117. Kanun’un 63. maddesinde düzenlenen ve çalışma
sürelerinde esneklik sağlayan denkleştirme yöntemiyle haftalık çalışma
süresinin iş günlerine eşit olarak bölünmesi zorunluluğu kaldırılmış,
tarafların anlaşması ile işgünlerinde farklı çalışma sürelerinin uygulanması mümkün
hâle getirilmiş, ortalama haftalık çalışma süresi olan kırk beş saatin
aşılmaması koşuluyla bazı haftalarda haftalık çalışma süresinin üzerine
çıkılabilmesine olanak sağlanmıştır.
118. Denkleştirme yapılan dönemde kimi haftalarda kırk beş saatin
üzerinde çalışılmasına rağmen, kırk beş saatlik ortalama çalışma süresi
aşılmamışsa işçiye, haftalık normal çalışma süresi olan kırk beş saat üzerinden
ücret ödenmesi öngörülmektedir.
2. İptal Talebinin Gerekçesi
119. Dava dilekçesinde özetle; kuralla 4857 sayılı Kanun’da
düzenlenen iki aylık denkleştirme süresinin turizm sektöründe dört aya
çıkarıldığı ve toplu iş sözleşmesiyle altı aya kadar çıkarılabileceğinin
öngörüldüğü, denkleştirmenin turizm sektöründeki hangi işyerlerine
uygulanacağının belirli olmadığı, düzenlemenin fazla çalışma hâlinde işçilere
ödenecek olan fazla çalışma ücretlerinin turizm sektöründe çalışan işçilere
ödenmeyerek işverenlerin iş gücü maliyetlerinin düşürülmesine olanak sağladığı,
işçilerin çalışma koşullarının ağırlaştırıldığı, ücret haklarının kısıtlandığı,
diğer taraftan turizm sektörü dışında haftalık kırk beş saatin üzerinde çalışan
işçilerin fazla çalışmalarının karşılığı olan fazla çalışma ücretini aldıkları
hâlde turizm sektöründe kırk beş saatin üzerinde çalışan işçilerin fazla çalışma
ücretini alamadıkları, bu durumun eşitlik ilkesine aykırılık oluşturduğu
belirtilerek kuralın Anayasa’nın 2., 10. ve 49. maddelerine aykırı olduğu ileri
sürülmüştür.
3. Anayasa’ya Aykırılık Sorunu
120. Dava konusu kuralla turizm sektöründe denkleştirme
süresi dört aya kadar çıkarılmakta, toplu iş sözleşmeleri ile bu sürenin altı
aya kadar artırılabileceği ve bu süreler zarfında da haftalık ortalama çalışma
süresinin normal haftalık çalışma süresini aşamayacağı öngörülmektedir.
121. Faaliyetin sadece yılın belirli bir döneminde sürdürüldüğü
veya tüm yıl boyuncu çalışılmakla birlikte faaliyetin yılın belirli
dönemlerinde yoğunlaştığı işler mevsimlik işlerdir.
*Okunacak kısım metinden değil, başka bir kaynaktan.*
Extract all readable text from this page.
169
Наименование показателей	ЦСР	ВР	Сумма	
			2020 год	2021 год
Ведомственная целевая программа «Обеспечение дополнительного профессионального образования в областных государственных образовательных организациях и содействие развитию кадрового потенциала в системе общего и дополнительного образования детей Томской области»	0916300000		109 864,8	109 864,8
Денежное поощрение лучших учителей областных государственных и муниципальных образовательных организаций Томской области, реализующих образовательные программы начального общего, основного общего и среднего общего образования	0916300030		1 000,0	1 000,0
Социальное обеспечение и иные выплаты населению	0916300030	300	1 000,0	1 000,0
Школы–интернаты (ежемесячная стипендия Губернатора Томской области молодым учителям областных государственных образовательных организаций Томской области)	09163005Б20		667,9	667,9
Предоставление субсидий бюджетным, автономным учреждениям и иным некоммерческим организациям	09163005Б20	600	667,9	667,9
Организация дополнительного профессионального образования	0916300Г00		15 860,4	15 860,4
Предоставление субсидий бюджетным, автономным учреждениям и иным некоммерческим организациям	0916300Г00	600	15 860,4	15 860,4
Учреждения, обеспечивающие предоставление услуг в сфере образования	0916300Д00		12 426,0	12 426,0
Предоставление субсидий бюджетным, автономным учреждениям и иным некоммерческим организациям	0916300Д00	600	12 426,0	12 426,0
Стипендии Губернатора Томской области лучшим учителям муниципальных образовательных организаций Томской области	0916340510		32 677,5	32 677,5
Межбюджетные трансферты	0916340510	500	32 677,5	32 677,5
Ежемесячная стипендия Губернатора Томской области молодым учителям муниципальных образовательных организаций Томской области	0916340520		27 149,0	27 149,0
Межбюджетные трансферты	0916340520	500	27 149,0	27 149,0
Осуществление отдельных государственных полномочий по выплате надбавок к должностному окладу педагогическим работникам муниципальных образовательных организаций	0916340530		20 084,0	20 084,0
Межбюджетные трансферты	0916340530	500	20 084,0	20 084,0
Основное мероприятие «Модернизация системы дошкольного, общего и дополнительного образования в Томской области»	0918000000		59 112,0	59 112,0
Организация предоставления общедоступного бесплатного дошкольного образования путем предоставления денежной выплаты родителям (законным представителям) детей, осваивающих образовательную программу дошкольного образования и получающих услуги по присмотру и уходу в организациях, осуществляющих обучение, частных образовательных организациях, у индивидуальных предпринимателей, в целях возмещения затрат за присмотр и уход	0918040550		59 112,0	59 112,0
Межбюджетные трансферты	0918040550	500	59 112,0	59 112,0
Mevsimlik işlerin özelliği,
yılın belirli bir döneminde düzenli olarak tekrarlanmasıdır. Turizm
sektöründeki işler de mevsimlik işler kapsamında kalmaktadır. Turizm sektörüne
giren işyerlerinin tümünün kanunda tek tek belirlenmesi mümkün değildir. Ancak
söz konusu işlerin mevsimlik işler kapsamında olup olmadığı göz önünde
bulundurularak bu husus belirlenebilir. Bu bağlamda kuralda belirlilik ilkesine
aykırılık bulunmamaktadır.
122. Kuralla, denkleştirme süresinin turizm sektöründe dört aya
çıkarılmasına ve bu sürenin toplu iş sözleşmesiyle altı aya kadar artırılmasına
olanak sağlanmakta olup denkleştirme süresinin artırılması işçilerin işyerinde
çalışma sürelerini doğrudan etkilemekte ve iş ilişkisinin uzamasına neden
olmaktadır. Turizm sektöründe denkleştirme sürelerinin artırılmasıyla iş gücü
ihtiyacının arttığı dönemlerde işçiler daha yoğun çalıştırılmakta, iş gücü
ihtiyacının azaldığı dönemlerde ise işçi çıkarımına gidilmeksizin işçiler daha
az çalıştırılarak dönemsel iş gücü ihtiyacı denkleştirilmektedir. İşçinin
ortalama günlük ya da haftalık çalışma süresinde ise işçi aleyhine değişiklik
olmamaktadır.
123. Denkleştirme süresinin dört aya çıkarıldığı ve toplu iş
sözleşmeleriyle altı aya kadar artırıldığı turizm sektöründe, işverenin
denkleştirme uygulamasına işçinin muvafakati olmaksızın tek taraflı olarak
gidebilmesi mümkün değildir.
124. Bu itibarla turizm sektöründe dört aylık süre içinde işçinin
haftalık ortalama çalışma süresinin normal haftalık çalışma süresini
aşamayacağını ve denkleştirme süresinin toplu iş sözleşmeleri ile altı aya kadar
artırılabileceğini öngören kuralla işçilerin çalışma şartlarının
ağırlaştırılması söz konusu değildir.
125. Diğer taraftan denkleştirme süresinin artırıldığı turizm
sektöründe denkleştirme yapılan dönemde, kimi haftalarda kırk beş saatin
üzerinde çalışılmasına rağmen kırk beş saat ortalama süre aşılmamışsa işçiye
haftalık normal çalışma süresi olan kırk beş saat üzerinden ücret ödenecek
olması, denkleştirme yönteminin doğasının bir gereğidir.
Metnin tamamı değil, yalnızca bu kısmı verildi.